Fleck calls the rewarding result “immersion therapy in jazz culture” and notes that, even though the Flecktones play the jazz circuit, this dip into traditional jazz is reminiscent of his experience in Africa. “In some ways, playing with these guys is the same for me as going to Africa or India to play with the musicians there, or working with classical musicians,” he says. “It’s about immersion and coming out on the other end with new understandings.”
In addition to working with the Marcus Roberts Trio and performing as a duo with his wife, Abigail Washburn, Fleck is composing classical music. He premiered his first banjo concerto with the Nashville Symphony in 2011, and followed with a banjo quintet piece. In August, he’ll release an album with both. He’ll tour with the string quartet Brooklyn Rider and perform with orchestral groups in the next year. He also has plans to reunite with the legendary Chick Corea, “a very special honor and challenge,” Fleck says.

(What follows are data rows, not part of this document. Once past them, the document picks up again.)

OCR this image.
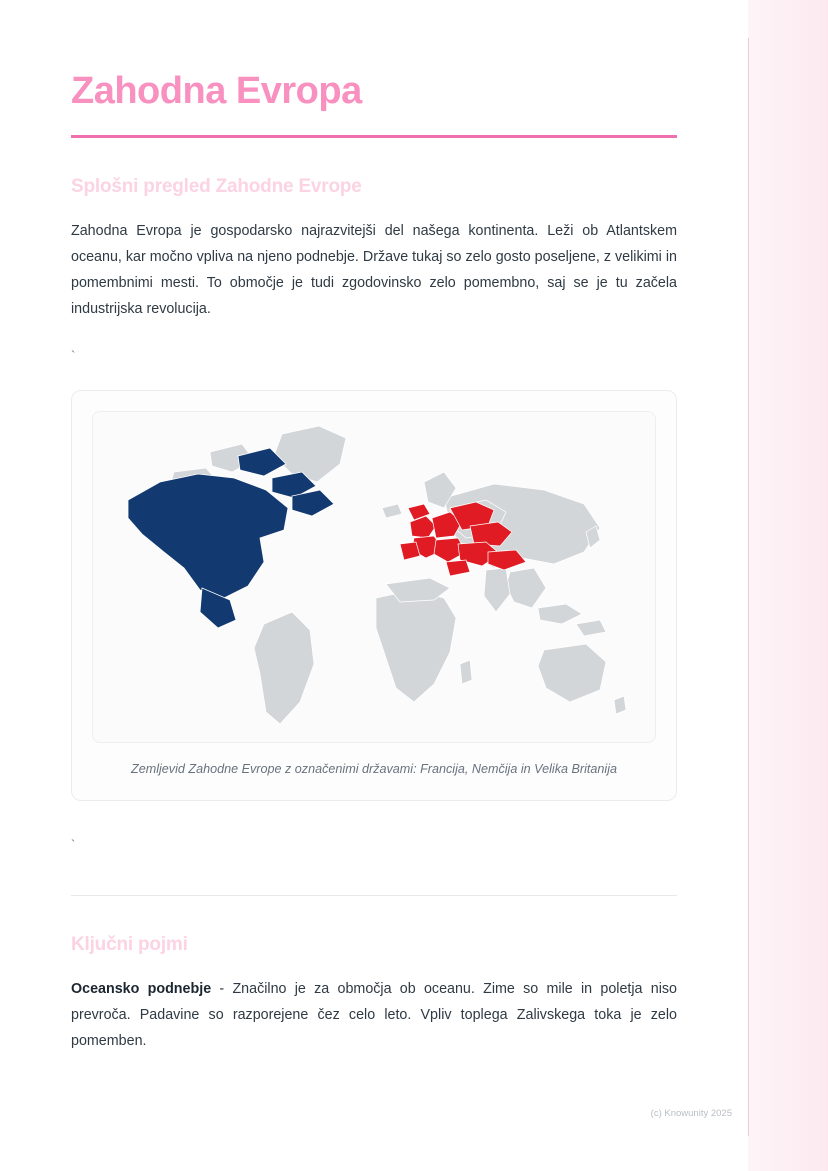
Zahodna Evropa
Splošni pregled Zahodne Evrope
Zahodna Evropa je gospodarsko najrazvitejši del našega kontinenta. Leži ob Atlantskem oceanu, kar močno vpliva na njeno podnebje. Države tukaj so zelo gosto poseljene, z velikimi in pomembnimi mesti. To območje je tudi zgodovinsko zelo pomembno, saj se je tu začela industrijska revolucija.
`
Zemljevid Zahodne Evrope z označenimi državami: Francija, Nemčija in Velika Britanija
`
Ključni pojmi
Oceansko podnebje - Značilno je za območja ob oceanu. Zime so mile in poletja niso prevroča. Padavine so razporejene čez celo leto. Vpliv toplega Zalivskega toka je zelo pomemben.
(c) Knowunity 2025
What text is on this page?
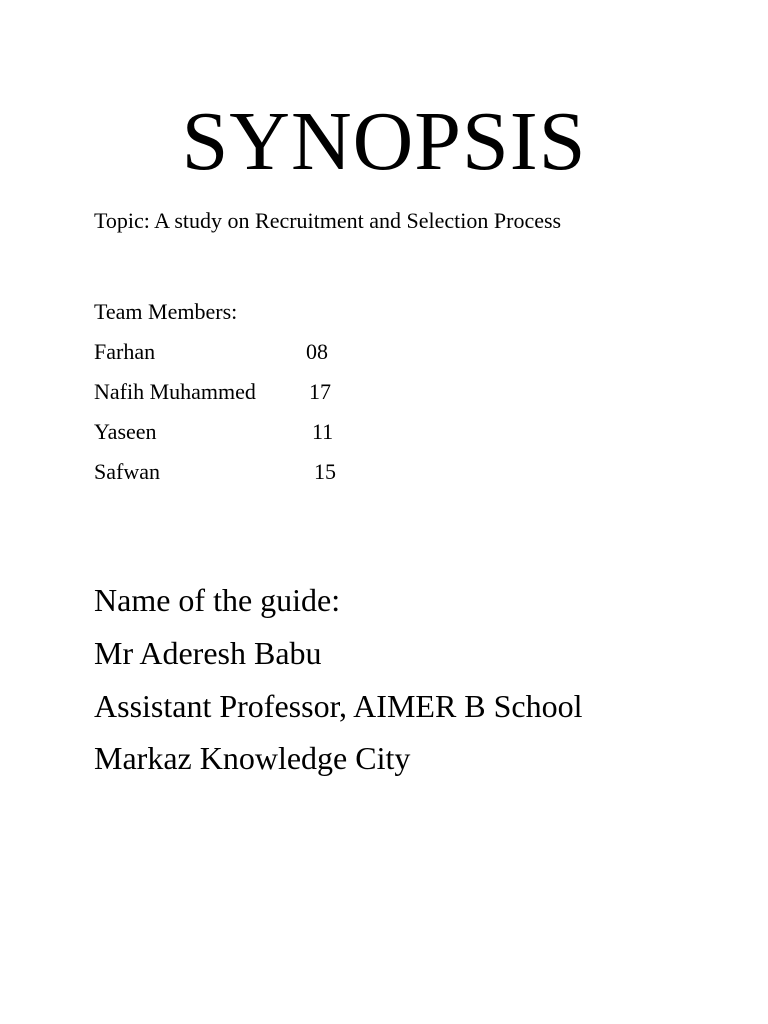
SYNOPSIS
Topic: A study on Recruitment and Selection Process
Team Members:
Farhan	08
Nafih Muhammed 17
Yaseen	11
Safwan	15
Name of the guide:
Mr Aderesh Babu
Assistant Professor, AIMER B School
Markaz Knowledge City
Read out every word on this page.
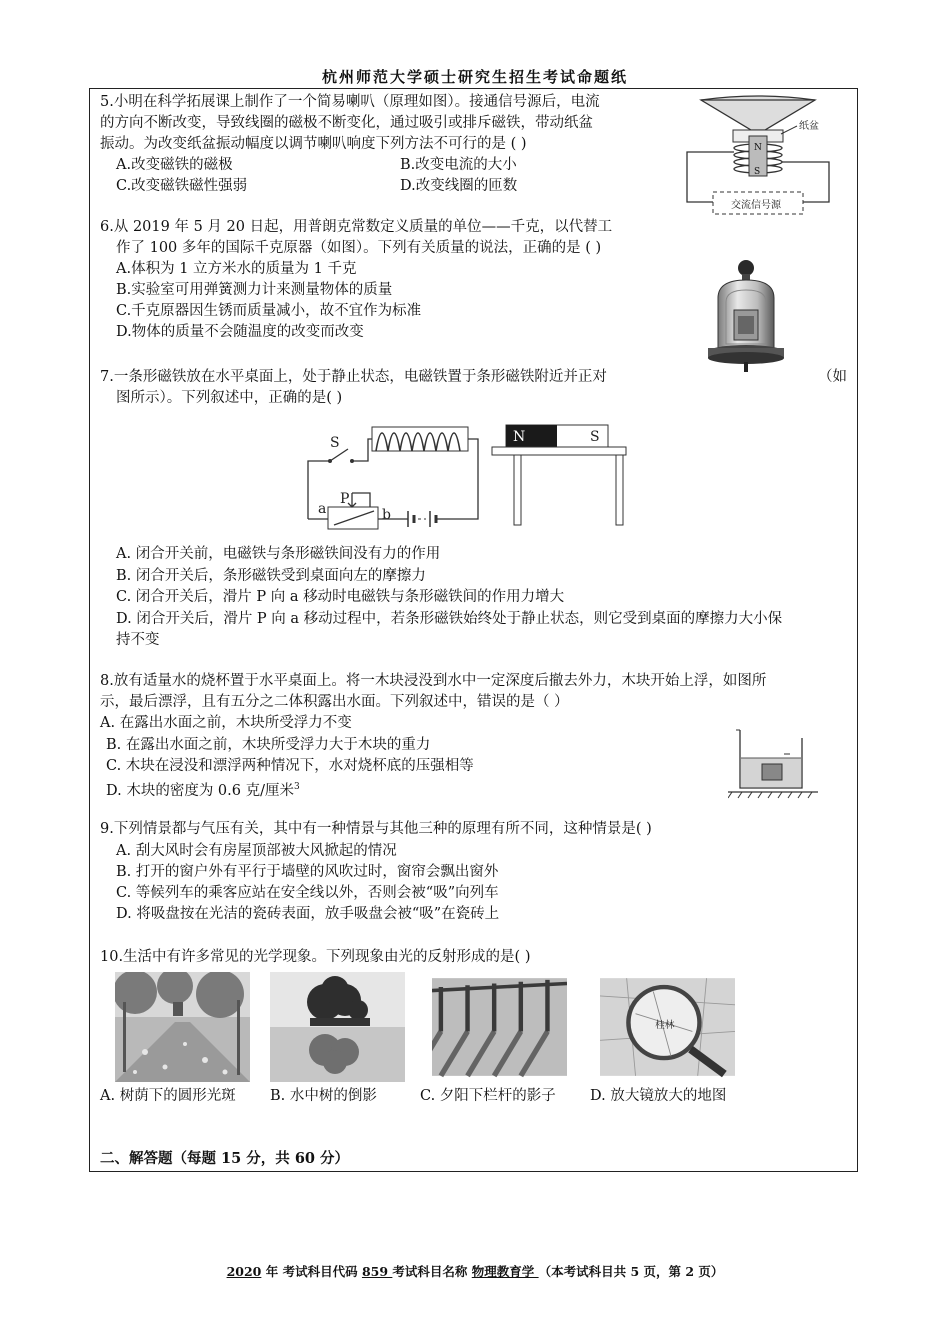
杭州师范大学硕士研究生招生考试命题纸
5.小明在科学拓展课上制作了一个简易喇叭（原理如图）。接通信号源后，电流
的方向不断改变，导致线圈的磁极不断变化，通过吸引或排斥磁铁，带动纸盆
振动。为改变纸盆振动幅度以调节喇叭响度下列方法不可行的是 ( )
A.改变磁铁的磁极	B.改变电流的大小
C.改变磁铁磁性强弱	D.改变线圈的匝数
N
S
纸盆
交流信号源
6.从 2019 年 5 月 20 日起，用普朗克常数定义质量的单位——千克，以代替工
作了 100 多年的国际千克原器（如图）。下列有关质量的说法，正确的是 ( )
A.体积为 1 立方米水的质量为 1 千克
B.实验室可用弹簧测力计来测量物体的质量
C.千克原器因生锈而质量减小，故不宜作为标准
D.物体的质量不会随温度的改变而改变
7.一条形磁铁放在水平桌面上，处于静止状态，电磁铁置于条形磁铁附近并正对	（如
图所示）。下列叙述中，正确的是( )
S
a
P
b
N	S
A. 闭合开关前，电磁铁与条形磁铁间没有力的作用
B. 闭合开关后，条形磁铁受到桌面向左的摩擦力
C. 闭合开关后，滑片 P 向 a 移动时电磁铁与条形磁铁间的作用力增大
D. 闭合开关后，滑片 P 向 a 移动过程中，若条形磁铁始终处于静止状态，则它受到桌面的摩擦力大小保
持不变
8.放有适量水的烧杯置于水平桌面上。将一木块浸没到水中一定深度后撤去外力，木块开始上浮，如图所
示，最后漂浮，且有五分之二体积露出水面。下列叙述中，错误的是（ ）
A. 在露出水面之前，木块所受浮力不变
B. 在露出水面之前，木块所受浮力大于木块的重力
C. 木块在浸没和漂浮两种情况下，水对烧杯底的压强相等
D. 木块的密度为 0.6 克/厘米$^3$
9.下列情景都与气压有关，其中有一种情景与其他三种的原理有所不同，这种情景是( )
A. 刮大风时会有房屋顶部被大风掀起的情况
B. 打开的窗户外有平行于墙壁的风吹过时，窗帘会飘出窗外
C. 等候列车的乘客应站在安全线以外，否则会被“吸”向列车
D. 将吸盘按在光洁的瓷砖表面，放手吸盘会被“吸”在瓷砖上
10.生活中有许多常见的光学现象。下列现象由光的反射形成的是( )
桂林
A. 树荫下的圆形光斑 B. 水中树的倒影	C. 夕阳下栏杆的影子 D. 放大镜放大的地图
二、解答题（每题 15 分，共 60 分）
2020 年 考试科目代码 859 考试科目名称 物理教育学 （本考试科目共 5 页，第 2 页）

For someone who has immersed himself in such a wide range of genres and cultures, there’s no doubt that Fleck will continue to explore new territory with his banjo, creating exceptional music along the way.
“For me it was about curiosity,” he says. “I wanted to know how different kinds of music worked. When I first heard jazz and loved it, I wasn’t going to find an instrument that I was allowed to play it on, I was going to play it on my instrument. My preference for the sound of the banjo as my voice came first. The music I’d play would have to fit it.”